Her first competition in an Irish vest was in Italy in 2019 and she has clearly made good use of lockdown, coming into Tokyo in the best shape of her young life.

She took bronze at the European Championships in Poland in June with 7.35m, went on to improve her personal best from 7.44m to 7.85m and then, on August 8, at the Munster IWA Championships in Templemore, finally broke the world-class 8m barometer for her event.

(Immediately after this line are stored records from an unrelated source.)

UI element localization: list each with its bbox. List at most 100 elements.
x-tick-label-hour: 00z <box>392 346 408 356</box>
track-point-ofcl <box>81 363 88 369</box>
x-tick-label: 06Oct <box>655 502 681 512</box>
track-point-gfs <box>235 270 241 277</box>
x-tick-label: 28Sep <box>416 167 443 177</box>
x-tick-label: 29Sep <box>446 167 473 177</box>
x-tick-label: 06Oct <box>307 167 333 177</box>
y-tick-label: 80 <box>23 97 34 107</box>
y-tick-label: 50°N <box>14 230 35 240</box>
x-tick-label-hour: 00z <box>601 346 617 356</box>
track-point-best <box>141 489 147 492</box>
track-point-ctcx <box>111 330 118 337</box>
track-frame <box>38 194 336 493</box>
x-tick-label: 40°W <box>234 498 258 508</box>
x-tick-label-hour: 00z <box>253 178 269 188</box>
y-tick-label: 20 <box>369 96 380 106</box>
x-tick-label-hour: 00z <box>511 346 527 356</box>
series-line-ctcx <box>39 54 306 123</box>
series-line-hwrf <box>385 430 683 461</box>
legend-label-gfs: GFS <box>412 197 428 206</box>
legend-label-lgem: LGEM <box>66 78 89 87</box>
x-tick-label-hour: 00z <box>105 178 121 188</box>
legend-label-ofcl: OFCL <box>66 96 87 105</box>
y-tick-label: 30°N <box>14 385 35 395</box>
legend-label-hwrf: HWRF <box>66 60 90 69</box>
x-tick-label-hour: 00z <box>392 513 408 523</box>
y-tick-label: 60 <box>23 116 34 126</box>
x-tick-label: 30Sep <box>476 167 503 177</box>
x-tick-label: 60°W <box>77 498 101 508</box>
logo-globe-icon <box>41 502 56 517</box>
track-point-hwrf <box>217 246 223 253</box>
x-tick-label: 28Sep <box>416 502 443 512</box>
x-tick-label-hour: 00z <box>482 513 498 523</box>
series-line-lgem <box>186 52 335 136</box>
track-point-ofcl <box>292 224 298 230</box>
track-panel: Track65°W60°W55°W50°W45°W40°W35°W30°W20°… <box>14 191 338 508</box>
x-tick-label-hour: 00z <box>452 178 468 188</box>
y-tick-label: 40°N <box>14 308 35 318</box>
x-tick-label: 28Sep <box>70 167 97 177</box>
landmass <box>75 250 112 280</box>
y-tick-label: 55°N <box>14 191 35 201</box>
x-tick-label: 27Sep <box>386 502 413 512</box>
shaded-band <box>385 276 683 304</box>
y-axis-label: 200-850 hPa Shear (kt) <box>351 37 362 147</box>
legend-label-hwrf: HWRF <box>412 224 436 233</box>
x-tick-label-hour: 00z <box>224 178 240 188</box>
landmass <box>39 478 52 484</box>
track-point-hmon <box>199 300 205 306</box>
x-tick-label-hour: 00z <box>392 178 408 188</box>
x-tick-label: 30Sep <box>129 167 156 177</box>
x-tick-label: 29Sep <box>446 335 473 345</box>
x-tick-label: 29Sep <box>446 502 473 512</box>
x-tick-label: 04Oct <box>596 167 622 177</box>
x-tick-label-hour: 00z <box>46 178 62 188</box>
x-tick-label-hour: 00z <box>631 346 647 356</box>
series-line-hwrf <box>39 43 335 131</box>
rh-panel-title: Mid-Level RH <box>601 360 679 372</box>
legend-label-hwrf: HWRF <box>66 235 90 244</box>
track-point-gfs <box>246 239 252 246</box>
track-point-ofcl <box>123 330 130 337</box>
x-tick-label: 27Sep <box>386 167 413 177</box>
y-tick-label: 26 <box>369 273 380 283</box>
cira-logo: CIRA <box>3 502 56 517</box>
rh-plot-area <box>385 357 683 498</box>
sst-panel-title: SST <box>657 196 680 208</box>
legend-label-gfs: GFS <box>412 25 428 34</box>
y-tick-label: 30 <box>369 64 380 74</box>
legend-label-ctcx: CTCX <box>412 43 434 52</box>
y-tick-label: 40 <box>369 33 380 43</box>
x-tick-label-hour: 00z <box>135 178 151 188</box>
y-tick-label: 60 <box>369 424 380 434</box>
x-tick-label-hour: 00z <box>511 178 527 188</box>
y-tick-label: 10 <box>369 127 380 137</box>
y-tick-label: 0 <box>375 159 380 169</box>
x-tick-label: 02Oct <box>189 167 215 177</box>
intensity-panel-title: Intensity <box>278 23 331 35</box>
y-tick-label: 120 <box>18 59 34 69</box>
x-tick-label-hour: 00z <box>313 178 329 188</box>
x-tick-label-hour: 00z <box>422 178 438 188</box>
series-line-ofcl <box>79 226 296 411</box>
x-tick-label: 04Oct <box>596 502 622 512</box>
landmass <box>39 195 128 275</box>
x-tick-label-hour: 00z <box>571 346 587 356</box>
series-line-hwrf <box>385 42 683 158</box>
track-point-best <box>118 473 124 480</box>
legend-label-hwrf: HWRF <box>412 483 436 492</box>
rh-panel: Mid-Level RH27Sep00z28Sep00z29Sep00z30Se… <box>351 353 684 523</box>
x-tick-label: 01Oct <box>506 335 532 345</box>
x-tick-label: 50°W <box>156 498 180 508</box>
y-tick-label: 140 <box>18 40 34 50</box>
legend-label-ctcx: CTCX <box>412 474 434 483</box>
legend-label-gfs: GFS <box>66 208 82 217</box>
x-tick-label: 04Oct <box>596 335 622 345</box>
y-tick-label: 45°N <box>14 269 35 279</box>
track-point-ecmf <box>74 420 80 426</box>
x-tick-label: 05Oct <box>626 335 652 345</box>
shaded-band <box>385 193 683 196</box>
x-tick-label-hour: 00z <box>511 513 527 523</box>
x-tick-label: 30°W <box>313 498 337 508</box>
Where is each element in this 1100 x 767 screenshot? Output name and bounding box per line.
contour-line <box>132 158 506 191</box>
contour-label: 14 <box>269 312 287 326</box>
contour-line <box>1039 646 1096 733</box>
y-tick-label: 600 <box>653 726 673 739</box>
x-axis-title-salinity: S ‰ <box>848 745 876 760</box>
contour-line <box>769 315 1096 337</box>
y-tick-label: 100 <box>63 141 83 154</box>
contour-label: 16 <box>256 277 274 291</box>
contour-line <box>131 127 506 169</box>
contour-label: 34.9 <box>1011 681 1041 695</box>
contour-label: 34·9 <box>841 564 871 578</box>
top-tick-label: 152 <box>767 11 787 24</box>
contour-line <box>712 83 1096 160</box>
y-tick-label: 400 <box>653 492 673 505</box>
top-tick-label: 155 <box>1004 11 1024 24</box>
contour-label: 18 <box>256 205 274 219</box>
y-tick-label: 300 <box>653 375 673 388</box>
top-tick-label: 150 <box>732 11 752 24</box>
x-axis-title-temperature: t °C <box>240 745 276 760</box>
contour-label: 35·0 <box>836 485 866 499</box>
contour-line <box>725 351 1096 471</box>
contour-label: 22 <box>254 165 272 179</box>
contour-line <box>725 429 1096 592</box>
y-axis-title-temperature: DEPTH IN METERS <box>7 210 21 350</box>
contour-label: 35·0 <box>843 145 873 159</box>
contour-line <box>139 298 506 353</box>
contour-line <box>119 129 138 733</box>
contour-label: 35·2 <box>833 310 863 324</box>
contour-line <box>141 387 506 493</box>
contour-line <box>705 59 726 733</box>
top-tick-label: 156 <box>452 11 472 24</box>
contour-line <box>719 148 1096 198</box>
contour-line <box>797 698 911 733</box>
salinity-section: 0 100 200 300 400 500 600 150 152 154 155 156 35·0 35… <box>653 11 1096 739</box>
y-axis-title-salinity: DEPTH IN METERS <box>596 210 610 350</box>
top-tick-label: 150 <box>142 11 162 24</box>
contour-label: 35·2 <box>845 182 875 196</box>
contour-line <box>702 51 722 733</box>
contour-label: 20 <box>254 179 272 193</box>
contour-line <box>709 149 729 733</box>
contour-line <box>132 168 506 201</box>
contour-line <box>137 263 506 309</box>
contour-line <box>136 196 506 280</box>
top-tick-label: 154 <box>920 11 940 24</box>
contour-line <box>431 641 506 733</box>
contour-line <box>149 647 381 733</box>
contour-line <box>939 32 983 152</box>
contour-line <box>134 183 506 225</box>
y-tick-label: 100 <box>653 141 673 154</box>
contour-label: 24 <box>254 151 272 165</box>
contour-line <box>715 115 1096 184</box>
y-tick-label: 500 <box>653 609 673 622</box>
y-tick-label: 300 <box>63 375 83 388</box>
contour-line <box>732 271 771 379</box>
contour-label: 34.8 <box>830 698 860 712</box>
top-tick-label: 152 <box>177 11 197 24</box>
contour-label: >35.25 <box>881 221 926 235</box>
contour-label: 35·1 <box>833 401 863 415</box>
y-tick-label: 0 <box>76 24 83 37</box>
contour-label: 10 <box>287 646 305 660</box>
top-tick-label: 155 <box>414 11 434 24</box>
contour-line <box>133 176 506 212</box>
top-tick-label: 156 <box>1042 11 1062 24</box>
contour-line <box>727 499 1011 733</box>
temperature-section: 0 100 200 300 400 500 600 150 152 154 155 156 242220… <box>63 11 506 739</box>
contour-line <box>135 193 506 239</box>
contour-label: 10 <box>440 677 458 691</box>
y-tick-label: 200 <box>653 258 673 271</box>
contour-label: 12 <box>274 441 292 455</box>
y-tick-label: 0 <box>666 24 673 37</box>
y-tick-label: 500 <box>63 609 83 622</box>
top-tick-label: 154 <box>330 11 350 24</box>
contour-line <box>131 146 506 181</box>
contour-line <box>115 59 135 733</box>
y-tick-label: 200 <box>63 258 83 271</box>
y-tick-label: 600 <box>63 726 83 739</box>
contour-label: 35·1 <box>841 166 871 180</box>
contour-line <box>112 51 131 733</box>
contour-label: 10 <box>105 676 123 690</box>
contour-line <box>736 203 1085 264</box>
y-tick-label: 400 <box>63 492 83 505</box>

Her new PB of 8.12m puts her fourth in the world rankings and she makes no bones about her ambitions in Tokyo.
Poland’s Renata Sliwinska holds the F40 world record of 9.11m and Nigeria’s Lauritta Onye has the Paralympic mark of 8:40m.

“The third in the rankings is 8.22m so that’s what I’m chasing but I’d be delighted even to get another PB.

“It’s been a childhood dream for a very long time to compete at this level,” she says. “London 2012 was the moment I said ‘I want to be there!’ That was the milestone for me. Seeing guys like Jason (Smyth) and Michael (McKillop), they are absolute superstars.”

On Saturday she competes on the same Paralympic stage as one of them and, back at home, will doubtlessly have another sporting superstar rooting for her.